Sob intensa pressão do governo
dos Estados Unidos, o ditador da Venezuela, Nicolás
Maduro, deixou vencer um ultimato dado pelo
presidente Donald
Trump para deixar o país até a sexta-feira
passada (28/11).
Ambos conversaram brevemente por telefone no
dia 21 de novembro, uma sexta-feira. Trump disse
a Maduro que ele tinha uma semana para deixar a Venezuela em segurança rumo ao destino de sua escolha,
acompanhado de seus familiares, segundo relataram à agência de
notícias Reuters pessoas informadas sobre a ligação.

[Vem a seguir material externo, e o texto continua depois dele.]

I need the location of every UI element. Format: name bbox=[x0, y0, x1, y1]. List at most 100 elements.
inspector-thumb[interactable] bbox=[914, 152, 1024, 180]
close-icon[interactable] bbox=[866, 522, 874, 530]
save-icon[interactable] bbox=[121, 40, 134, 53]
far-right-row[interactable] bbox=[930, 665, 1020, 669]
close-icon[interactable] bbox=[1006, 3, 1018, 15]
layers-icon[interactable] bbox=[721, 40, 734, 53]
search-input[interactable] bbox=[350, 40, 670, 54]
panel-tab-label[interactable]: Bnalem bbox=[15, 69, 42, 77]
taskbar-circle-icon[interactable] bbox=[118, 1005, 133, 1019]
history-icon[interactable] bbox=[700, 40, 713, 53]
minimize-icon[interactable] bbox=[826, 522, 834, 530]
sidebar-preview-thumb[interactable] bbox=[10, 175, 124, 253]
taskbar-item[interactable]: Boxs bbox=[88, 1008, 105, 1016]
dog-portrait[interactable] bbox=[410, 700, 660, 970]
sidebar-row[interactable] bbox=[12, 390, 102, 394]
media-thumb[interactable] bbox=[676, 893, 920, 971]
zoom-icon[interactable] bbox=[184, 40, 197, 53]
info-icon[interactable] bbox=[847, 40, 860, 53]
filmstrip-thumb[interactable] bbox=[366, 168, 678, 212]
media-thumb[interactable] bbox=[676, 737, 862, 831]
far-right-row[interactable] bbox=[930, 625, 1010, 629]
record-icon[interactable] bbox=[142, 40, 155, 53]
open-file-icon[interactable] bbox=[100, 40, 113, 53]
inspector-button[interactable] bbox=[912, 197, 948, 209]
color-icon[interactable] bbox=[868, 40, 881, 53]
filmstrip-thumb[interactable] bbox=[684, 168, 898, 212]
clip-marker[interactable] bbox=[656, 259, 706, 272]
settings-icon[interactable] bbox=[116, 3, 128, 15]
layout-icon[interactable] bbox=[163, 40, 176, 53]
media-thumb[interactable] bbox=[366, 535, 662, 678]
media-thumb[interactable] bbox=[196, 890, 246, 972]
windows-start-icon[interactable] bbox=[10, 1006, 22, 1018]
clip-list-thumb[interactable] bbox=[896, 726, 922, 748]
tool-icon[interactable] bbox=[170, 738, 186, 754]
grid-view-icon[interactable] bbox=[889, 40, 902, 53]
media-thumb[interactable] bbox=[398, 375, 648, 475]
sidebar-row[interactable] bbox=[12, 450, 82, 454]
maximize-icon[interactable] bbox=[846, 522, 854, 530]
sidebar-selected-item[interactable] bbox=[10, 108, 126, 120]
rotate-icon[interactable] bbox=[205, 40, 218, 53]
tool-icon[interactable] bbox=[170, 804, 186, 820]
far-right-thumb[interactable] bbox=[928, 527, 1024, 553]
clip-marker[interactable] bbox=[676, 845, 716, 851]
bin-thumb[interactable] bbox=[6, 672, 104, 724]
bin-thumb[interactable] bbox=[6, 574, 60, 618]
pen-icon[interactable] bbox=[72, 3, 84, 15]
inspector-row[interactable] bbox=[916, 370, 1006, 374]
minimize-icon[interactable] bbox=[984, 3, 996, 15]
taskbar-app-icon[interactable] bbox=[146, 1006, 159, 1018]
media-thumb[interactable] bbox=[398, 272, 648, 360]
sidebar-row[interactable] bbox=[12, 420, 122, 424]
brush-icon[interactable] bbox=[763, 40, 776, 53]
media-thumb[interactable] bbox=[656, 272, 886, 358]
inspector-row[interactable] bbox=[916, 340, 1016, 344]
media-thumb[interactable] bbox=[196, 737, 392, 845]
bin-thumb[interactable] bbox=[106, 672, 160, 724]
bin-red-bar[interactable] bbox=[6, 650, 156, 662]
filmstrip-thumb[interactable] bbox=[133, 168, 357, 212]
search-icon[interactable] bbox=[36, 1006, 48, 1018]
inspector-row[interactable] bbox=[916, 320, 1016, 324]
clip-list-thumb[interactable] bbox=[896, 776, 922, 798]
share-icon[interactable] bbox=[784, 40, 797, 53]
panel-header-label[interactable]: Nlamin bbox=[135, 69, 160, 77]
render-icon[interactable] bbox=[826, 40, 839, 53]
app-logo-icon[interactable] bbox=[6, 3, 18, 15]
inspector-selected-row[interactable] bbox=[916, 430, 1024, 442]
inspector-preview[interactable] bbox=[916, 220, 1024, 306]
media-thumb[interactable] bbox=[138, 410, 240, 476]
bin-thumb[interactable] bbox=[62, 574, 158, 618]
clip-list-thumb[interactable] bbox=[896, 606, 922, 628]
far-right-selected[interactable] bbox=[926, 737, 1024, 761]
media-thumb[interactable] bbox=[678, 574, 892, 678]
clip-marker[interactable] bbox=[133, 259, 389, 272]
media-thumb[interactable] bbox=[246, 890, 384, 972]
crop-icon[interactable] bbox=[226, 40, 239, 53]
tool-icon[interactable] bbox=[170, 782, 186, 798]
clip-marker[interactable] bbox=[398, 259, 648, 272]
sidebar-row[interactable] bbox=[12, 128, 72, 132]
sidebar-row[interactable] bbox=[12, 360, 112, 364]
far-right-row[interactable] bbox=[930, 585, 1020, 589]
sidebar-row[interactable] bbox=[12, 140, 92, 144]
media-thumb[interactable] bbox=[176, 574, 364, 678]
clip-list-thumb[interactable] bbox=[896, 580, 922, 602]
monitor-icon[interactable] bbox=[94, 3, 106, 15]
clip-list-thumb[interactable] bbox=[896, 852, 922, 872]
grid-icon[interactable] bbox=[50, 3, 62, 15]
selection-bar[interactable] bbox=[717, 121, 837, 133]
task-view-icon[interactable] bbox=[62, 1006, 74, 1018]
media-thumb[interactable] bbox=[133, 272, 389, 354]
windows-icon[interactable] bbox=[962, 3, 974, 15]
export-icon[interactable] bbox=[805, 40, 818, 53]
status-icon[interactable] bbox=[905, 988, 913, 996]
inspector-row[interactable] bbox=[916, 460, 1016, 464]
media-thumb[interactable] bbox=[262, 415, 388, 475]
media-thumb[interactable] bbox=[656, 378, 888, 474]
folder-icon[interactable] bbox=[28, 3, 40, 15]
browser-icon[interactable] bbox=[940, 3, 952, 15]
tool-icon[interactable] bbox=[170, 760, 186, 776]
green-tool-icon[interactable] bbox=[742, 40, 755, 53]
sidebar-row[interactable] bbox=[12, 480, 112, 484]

Esse período de salvo-conduto expirou na
sexta-feira passada, o que levou Trump a declarar, no sábado, o fechamento do
espaço aéreo venezuelano.
Segundo informou inicialmente o
jornal Miami Herald, Trump teria oferecido ao líder
da Venezuela a chance de se salvar e salvar a sua família desde que
deixasse o poder e o país imediatamente.
Durante a ligação, o líder venezuelano fez
uma série de pedidos, todos recusados por Trump. Maduro disse
a Trump que estava disposto a deixar a Venezuela, desde que ele
e seus familiares recebessem anistia legal completa, incluindo a remoção de
todas as sanções dos EUA e o fim de um caso que ele enfrenta perante
o Tribunal Penal Internacional, disseram três das quatro pessoas ouvidas
pela Reuters.
Maduro também solicitou a suspensão das
sanções contra mais de cem funcionários do governo venezuelano, muitos dos
quais acusados pelos EUA de violações dos direitos humanos, tráfico de drogas
ou corrupção. Maduro teria ainda pedido a Trump que a vice-presidente Delcy
Rodríguez liderasse um governo interino até a realização de novas eleições
na Venezuela.
Desde meados de agosto, os Estados
Unidos mantêm uma forte presença naval e aérea no mar do Caribe, em águas próximas à Venezuela, incluindo o maior
porta-aviões do mundo, o USS Gerald R. Ford, com o argumento de
combater o tráfico de drogas e o narcoterrorismo, de que Maduro é acusado. Maduro e seu governo sempre
negaram todas as acusações criminais e dizem que os EUA buscam uma mudança de
regime para assumir o controle dos vastos recursos naturais da Venezuela,
sobretudo o petróleo.
<><> Ofensiva terrestre
"improvável"
Nesta segunda-feira, a porta-voz da Casa
Branca, Karoline Leavitt, não descartou a possibilidade de envio de tropas
americanas para a Venezuela. "Há opções disponíveis para o
presidente", disse, pouco antes de uma reunião de Trump com o Conselho de
Segurança Nacional, na qual seria discutida também a situação na Venezuela.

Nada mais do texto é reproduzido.